21 December 2005


Yesterday's decision on Inscrutable Design represents one aspect of the rule of law. Sadly, the steadily more disturbing nonsense concerning the Administration's cavalier disregard for the law concerning wiretap authorization represents perhaps the best reason to rely upon the rule of law: The virtual certainty that any other conception will eventually subordinate principle to expediency.

It's bad enough when one must set up a super-secret court to handle what should be a relatively routine inquiry: Obtaining a search warrant. After all, the requirements for a search warrant are not particularly onerous: a demonstration before a judicial official—without any opposition, cross-examination, or further inquiry—that it is reasonably probable that evidence concerning a criminal offense will be found in a particular (but nonetheless somewhat vague) location at a given (and particularly vague) time. The accompanying affidavit need not reveal the particular sources of information, or even a great deal of specificity concerning the information itself; a sworn statement that the particular reasons come from confidential source(s) with a track record of reliability is good enough.

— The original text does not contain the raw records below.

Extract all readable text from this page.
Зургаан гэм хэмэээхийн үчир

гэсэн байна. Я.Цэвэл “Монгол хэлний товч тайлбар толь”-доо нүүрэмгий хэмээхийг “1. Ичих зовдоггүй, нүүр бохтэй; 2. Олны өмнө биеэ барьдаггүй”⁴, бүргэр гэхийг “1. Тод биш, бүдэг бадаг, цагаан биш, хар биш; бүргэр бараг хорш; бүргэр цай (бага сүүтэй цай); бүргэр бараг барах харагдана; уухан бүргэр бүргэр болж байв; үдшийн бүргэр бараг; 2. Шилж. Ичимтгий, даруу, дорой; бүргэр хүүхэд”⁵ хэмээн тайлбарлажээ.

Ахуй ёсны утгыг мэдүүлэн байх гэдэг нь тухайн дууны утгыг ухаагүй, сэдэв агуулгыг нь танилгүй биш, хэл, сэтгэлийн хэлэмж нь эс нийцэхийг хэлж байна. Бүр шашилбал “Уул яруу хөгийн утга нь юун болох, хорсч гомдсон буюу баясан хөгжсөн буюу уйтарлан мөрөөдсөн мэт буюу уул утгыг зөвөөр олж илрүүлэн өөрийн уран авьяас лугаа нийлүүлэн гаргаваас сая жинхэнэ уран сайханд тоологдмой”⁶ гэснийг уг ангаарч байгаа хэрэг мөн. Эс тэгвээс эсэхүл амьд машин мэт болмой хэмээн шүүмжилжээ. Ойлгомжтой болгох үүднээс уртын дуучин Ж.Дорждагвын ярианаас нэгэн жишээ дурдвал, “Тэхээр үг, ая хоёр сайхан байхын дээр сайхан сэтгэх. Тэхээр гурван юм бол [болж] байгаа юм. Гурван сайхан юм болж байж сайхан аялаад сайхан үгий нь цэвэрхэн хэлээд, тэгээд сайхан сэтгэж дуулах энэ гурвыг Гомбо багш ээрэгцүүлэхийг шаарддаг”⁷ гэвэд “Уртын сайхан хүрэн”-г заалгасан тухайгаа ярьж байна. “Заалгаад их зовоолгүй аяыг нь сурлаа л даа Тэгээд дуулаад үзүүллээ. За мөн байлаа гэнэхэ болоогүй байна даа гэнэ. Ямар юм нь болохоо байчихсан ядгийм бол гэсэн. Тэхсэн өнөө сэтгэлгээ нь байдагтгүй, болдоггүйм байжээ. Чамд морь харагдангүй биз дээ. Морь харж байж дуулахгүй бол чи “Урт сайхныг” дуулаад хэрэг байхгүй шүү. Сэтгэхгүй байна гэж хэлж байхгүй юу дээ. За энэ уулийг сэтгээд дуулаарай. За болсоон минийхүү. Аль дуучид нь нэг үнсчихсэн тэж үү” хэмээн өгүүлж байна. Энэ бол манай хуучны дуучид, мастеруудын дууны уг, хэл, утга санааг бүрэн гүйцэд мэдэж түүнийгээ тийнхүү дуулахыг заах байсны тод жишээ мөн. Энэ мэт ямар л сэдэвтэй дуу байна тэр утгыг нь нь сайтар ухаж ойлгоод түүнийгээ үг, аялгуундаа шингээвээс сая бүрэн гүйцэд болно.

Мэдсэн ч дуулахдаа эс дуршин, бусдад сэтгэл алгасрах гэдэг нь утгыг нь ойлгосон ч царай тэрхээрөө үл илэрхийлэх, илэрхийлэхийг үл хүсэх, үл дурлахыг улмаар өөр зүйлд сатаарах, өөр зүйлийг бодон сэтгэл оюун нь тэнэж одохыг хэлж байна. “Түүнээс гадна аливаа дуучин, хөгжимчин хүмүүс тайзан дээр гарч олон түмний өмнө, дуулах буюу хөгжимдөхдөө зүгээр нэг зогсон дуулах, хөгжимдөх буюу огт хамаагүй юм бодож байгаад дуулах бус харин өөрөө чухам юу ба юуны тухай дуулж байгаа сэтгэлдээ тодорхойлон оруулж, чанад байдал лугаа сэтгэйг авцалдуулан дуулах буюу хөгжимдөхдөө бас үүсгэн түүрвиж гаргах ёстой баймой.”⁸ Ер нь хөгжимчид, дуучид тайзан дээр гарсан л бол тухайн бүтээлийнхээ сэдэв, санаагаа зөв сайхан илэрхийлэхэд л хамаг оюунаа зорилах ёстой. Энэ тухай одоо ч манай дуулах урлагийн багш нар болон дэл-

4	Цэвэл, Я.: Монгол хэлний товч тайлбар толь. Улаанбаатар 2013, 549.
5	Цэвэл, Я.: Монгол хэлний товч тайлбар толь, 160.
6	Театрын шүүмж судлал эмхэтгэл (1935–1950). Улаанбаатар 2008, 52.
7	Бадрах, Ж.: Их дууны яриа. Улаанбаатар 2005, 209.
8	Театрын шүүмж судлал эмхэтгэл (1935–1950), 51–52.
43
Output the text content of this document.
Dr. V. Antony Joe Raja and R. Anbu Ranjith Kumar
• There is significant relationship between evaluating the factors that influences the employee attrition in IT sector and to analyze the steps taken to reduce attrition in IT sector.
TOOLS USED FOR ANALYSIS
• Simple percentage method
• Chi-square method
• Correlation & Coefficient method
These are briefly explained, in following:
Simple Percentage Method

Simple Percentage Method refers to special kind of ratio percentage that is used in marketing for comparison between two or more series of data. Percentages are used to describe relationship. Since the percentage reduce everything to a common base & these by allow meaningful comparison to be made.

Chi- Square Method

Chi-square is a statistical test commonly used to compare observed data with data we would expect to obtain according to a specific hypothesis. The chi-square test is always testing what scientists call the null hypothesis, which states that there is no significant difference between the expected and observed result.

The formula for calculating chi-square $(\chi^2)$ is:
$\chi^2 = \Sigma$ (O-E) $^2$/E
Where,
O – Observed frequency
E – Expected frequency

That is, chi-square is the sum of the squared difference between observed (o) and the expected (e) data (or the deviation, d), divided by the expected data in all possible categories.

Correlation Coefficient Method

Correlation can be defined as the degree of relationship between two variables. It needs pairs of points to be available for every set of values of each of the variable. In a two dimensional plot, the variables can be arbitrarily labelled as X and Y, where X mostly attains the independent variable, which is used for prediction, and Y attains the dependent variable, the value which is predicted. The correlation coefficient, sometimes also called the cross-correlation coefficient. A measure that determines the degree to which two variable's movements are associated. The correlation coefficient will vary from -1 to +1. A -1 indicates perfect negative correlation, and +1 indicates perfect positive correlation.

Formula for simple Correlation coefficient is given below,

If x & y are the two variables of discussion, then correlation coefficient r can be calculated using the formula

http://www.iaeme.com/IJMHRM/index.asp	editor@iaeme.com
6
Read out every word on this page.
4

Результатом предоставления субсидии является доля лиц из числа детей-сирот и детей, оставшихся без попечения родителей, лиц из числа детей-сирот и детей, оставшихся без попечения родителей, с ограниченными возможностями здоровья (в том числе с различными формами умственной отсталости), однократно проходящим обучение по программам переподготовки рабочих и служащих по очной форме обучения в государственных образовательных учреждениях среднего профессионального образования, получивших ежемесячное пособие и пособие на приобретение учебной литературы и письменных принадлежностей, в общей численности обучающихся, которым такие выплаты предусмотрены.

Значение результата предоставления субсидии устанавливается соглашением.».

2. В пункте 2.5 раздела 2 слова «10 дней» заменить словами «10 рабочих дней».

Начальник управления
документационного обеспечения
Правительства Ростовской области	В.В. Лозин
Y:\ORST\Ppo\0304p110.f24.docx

It's even worse when one of the judges of that super-secret court feels compelled to resign after he "privately expressed deep concern that the warrantless surveillance program authorized by the president in 2001 was legally questionable and may have tainted the FISA court's work." According to that same article, the presiding judge had already required the DoJ to certify that it wasn't bootstrapping its way into wiretapping warrants with evidence obtained from "discretionary" wiretaps. Unfortunately, this looks like it will be turned into either an actual partisan battle, or at least the appearance of one. Judge Robertson (who just resigned) is a Clinton appointee; the Congressional figures who have spoken out thus far have been Democrats; however, John McCain, a Republican who has shown great skepticism of unfettered information-gathering (and not just on the torture issue), has resorted to the old "you shouldn't have revealed it in public without letting us deal with it in smoky back rooms" criticism of Democratic alarums.

As Leo McGarry (the late John Spencer) implied, the reflection possible now is distinct from whether Democrats did (or did not) support a war effort based upon questionable premises.

I fought a jungle war. I'm not doing it again. If I could put myself anywhere in time it would be in the cabinet room on August 4th 1964, when our ships were attacked by North Vietnam in the Tonkin Gulf. I'd say, "Mr. President, don't do it. You're considering the commitment of a massive number of troops and throwing in our lot with torturers and panderers, leaders without principles and soldiers without conviction, with no clear mission and no end in sight."

Certainly some Democrats voted in favor of attacking Iraq, and of granting essentially dictatorial powers to the President in response to a perceived assault on American sovereignty. They're going to have to live with those votes. That does not, however, mean that we ignore the questions they raise now, when they know more of what is (and was) going on, on the basis that they already voted once. It means even less that we can criticize them for raising those questions now when new (or at least new to them) information has changed their minds. That is precisely the opposite of the rule of law.